Grady karısının mektubunu okşadı ve sonra kendini hazırladı. Cauthon ona, şafakta aynı köye kapıyol açmasını emretmişti. Bunu yapınca yerini belli edecekti. Emrin amacını bilmiyordu.
Kanyon suyla dolmuş, ölenlerin cesetlerini kaplamıştı.
Şimdi açsam olur sanırım, diye düşündü Grady, derin bir nefes alarak. Şafak sökmek üzereydi, ama bulutlar yüzünden ortalık hâlâ karanlıktı.

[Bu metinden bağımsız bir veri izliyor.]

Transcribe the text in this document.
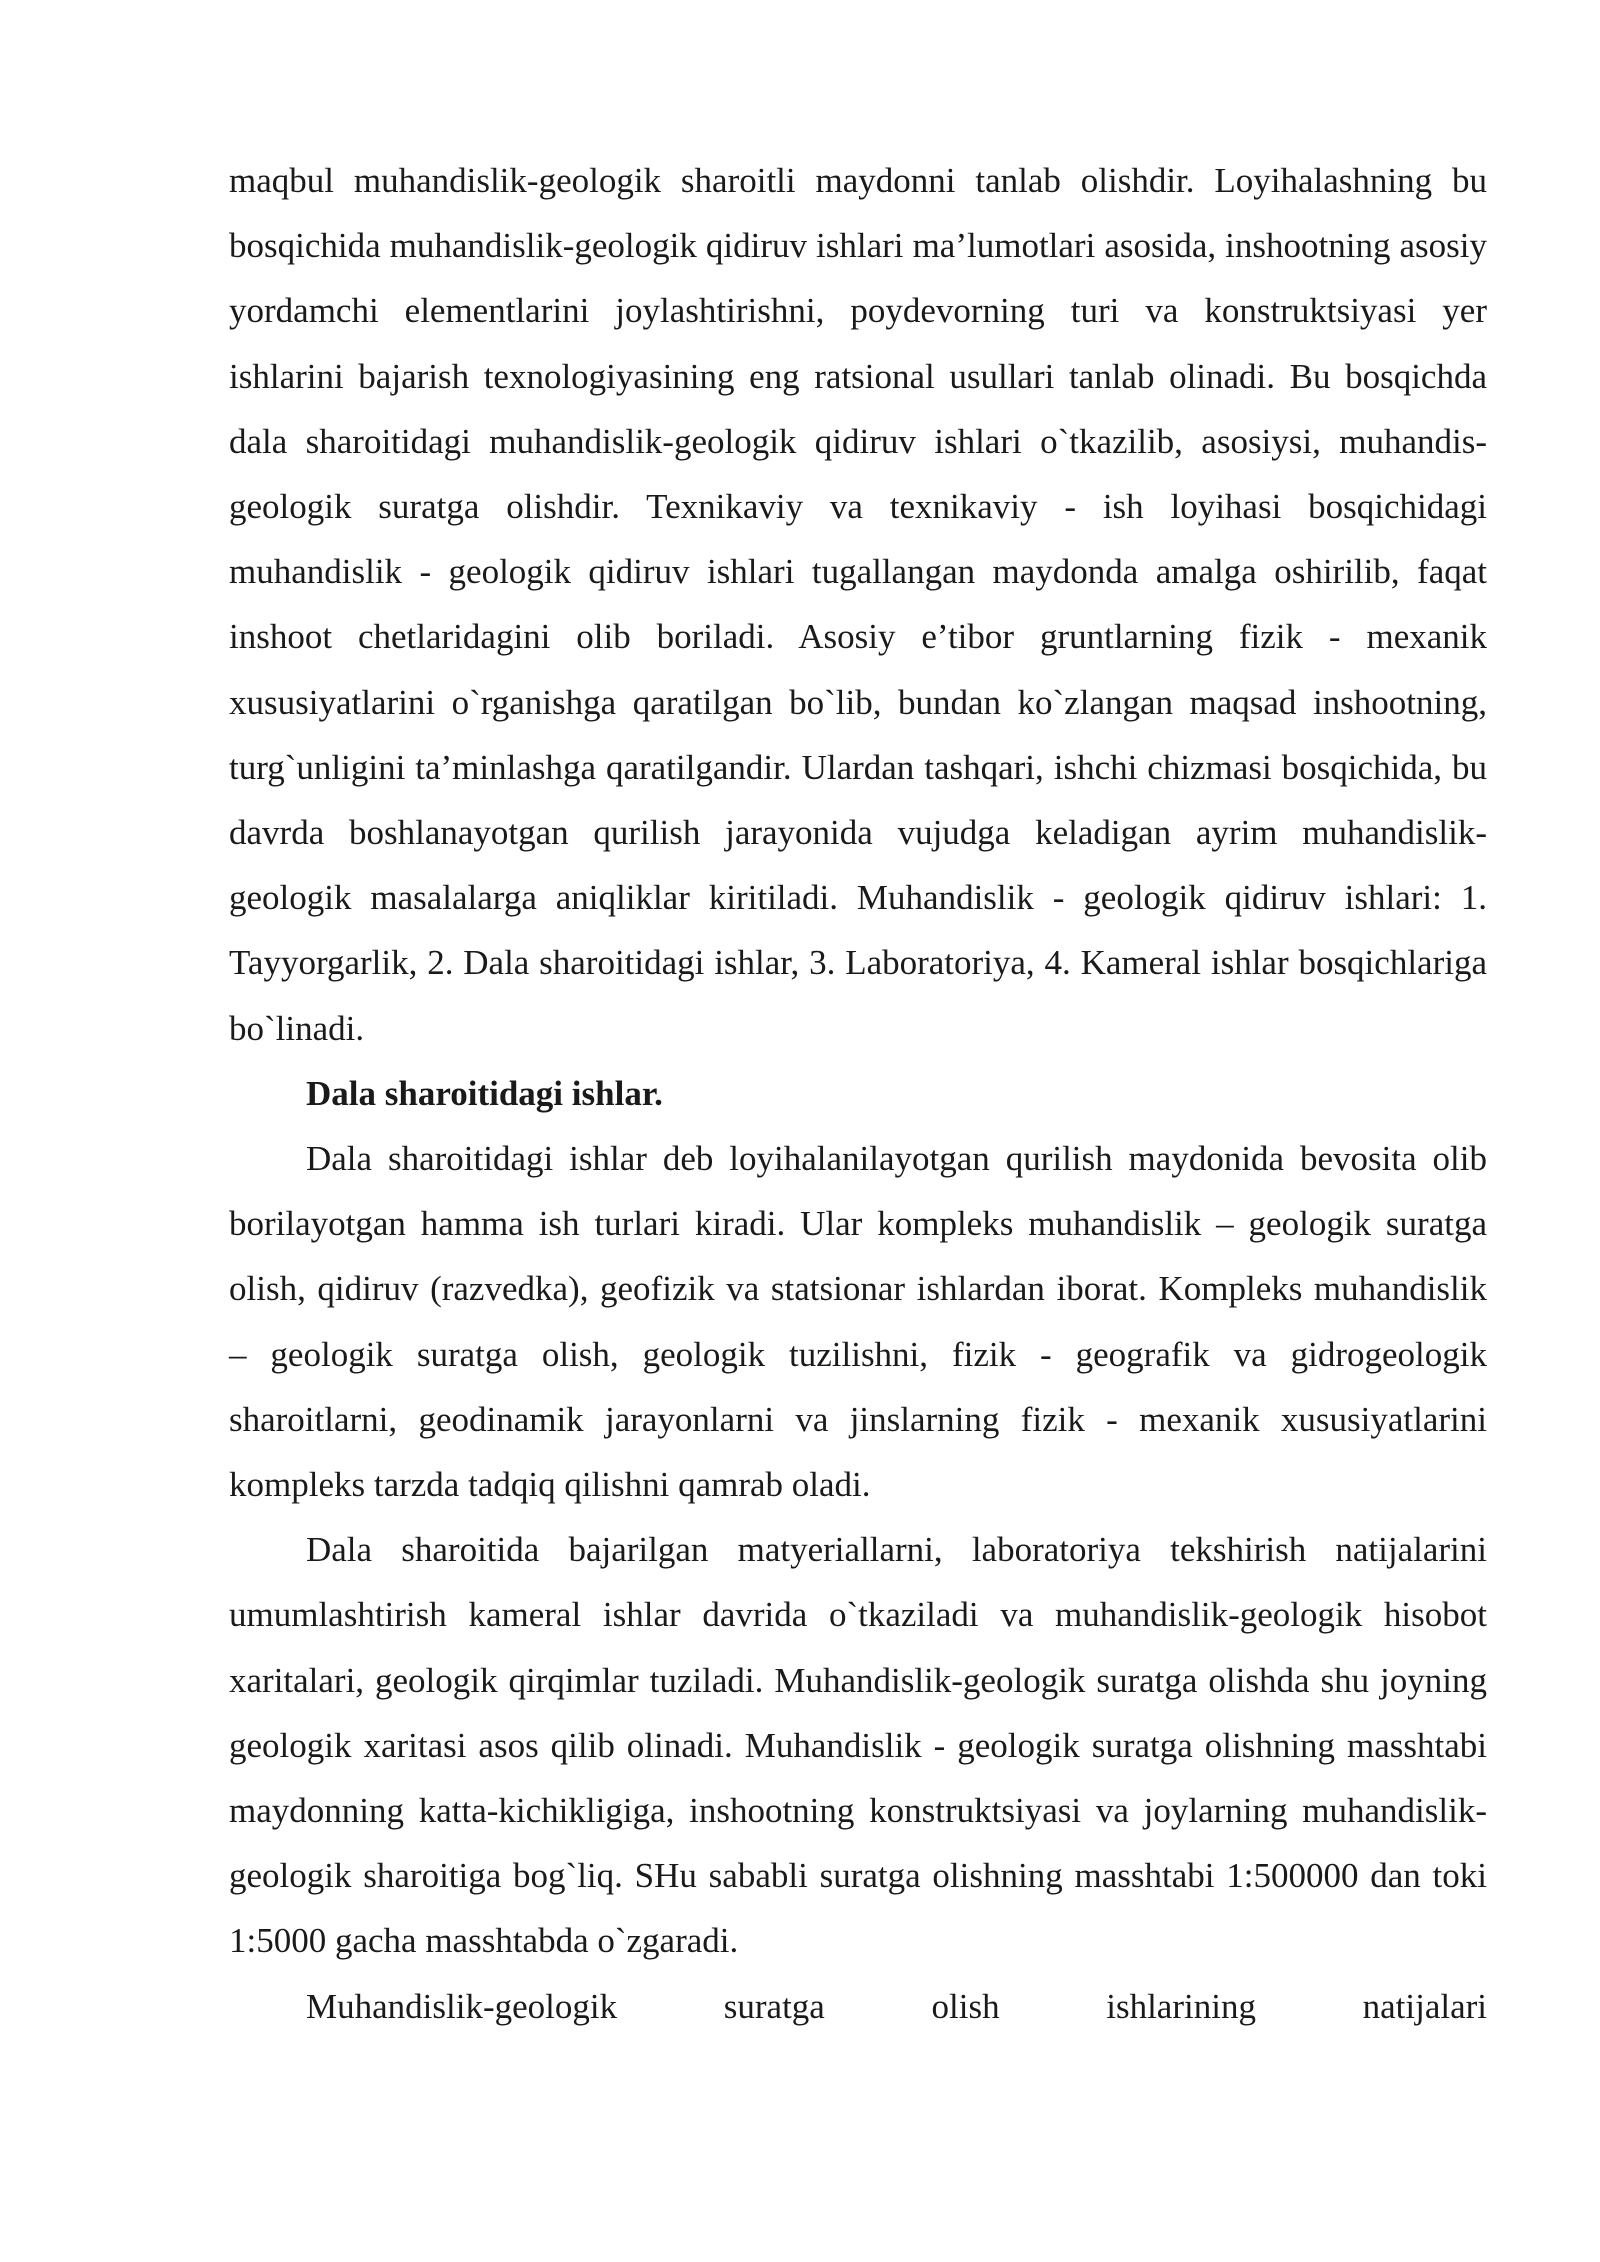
maqbul muhandislik-geologik sharoitli maydonni tanlab olishdir. Loyihalashning bu bosqichida muhandislik-geologik qidiruv ishlari ma’lumotlari asosida, inshootning asosiy yordamchi elementlarini joylashtirishni, poydevorning turi va konstruktsiyasi yer ishlarini bajarish texnologiyasining eng ratsional usullari tanlab olinadi. Bu bosqichda dala sharoitidagi muhandislik-geologik qidiruv ishlari o`tkazilib, asosiysi, muhandis-geologik suratga olishdir. Texnikaviy va texnikaviy - ish loyihasi bosqichidagi muhandislik - geologik qidiruv ishlari tugallangan maydonda amalga oshirilib, faqat inshoot chetlaridagini olib boriladi. Asosiy e’tibor gruntlarning fizik - mexanik xususiyatlarini o`rganishga qaratilgan bo`lib, bundan ko`zlangan maqsad inshootning, turg`unligini ta’minlashga qaratilgandir. Ulardan tashqari, ishchi chizmasi bosqichida, bu davrda boshlanayotgan qurilish jarayonida vujudga keladigan ayrim muhandislik-geologik masalalarga aniqliklar kiritiladi. Muhandislik - geologik qidiruv ishlari: 1. Tayyorgarlik, 2. Dala sharoitidagi ishlar, 3. Laboratoriya, 4. Kameral ishlar bosqichlariga bo`linadi.

Dala sharoitidagi ishlar.

Dala sharoitidagi ishlar deb loyihalanilayotgan qurilish maydonida bevosita olib borilayotgan hamma ish turlari kiradi. Ular kompleks muhandislik – geologik suratga olish, qidiruv (razvedka), geofizik va statsionar ishlardan iborat. Kompleks muhandislik – geologik suratga olish, geologik tuzilishni, fizik - geografik va gidrogeologik sharoitlarni, geodinamik jarayonlarni va jinslarning fizik - mexanik xususiyatlarini kompleks tarzda tadqiq qilishni qamrab oladi.

Dala sharoitida bajarilgan matyeriallarni, laboratoriya tekshirish natijalarini umumlashtirish kameral ishlar davrida o`tkaziladi va muhandislik-geologik hisobot xaritalari, geologik qirqimlar tuziladi. Muhandislik-geologik suratga olishda shu joyning geologik xaritasi asos qilib olinadi. Muhandislik - geologik suratga olishning masshtabi maydonning katta-kichikligiga, inshootning konstruktsiyasi va joylarning muhandislik-geologik sharoitiga bog`liq. SHu sababli suratga olishning masshtabi 1:500000 dan toki 1:5000 gacha masshtabda o`zgaradi.

Muhandislik-geologik suratga olish ishlarining natijalari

Aldığı emirlere uyacaktı. Işık onu kavursun, uyacaktı. Ama Cauthon ırmak aşağısındaki savaştan canlı kurtulursa, Grady’nin ona edecek bir çift lafı vardı. Sert laflar. Cauthon gibi sıradan doğumlu bir adam, insanların canlarını boşa harcamamak gerektiğini bilmeliydi.
Derin bir nefes aldı ve sonra kapıyolu örmeye başladı. Onu, insanların dün geldiği köye açtı. Bunu neden yapması gerektiğini bilmiyordu. Köy, dün savaşan grubu oluşturmak için boşaltılmıştı. Geride kimse kaldığını sanmıyordu. Mat ne demişti oraya? Hinderstap mi?
Kapıyolun arkasında, satırlar, yabalar, paslı kılıçlar sallayan insanlar bağırıp çağırmaya başladı. Yanlarında, dünkü gibi, yüz Birlik askeri vardı. Yalnız…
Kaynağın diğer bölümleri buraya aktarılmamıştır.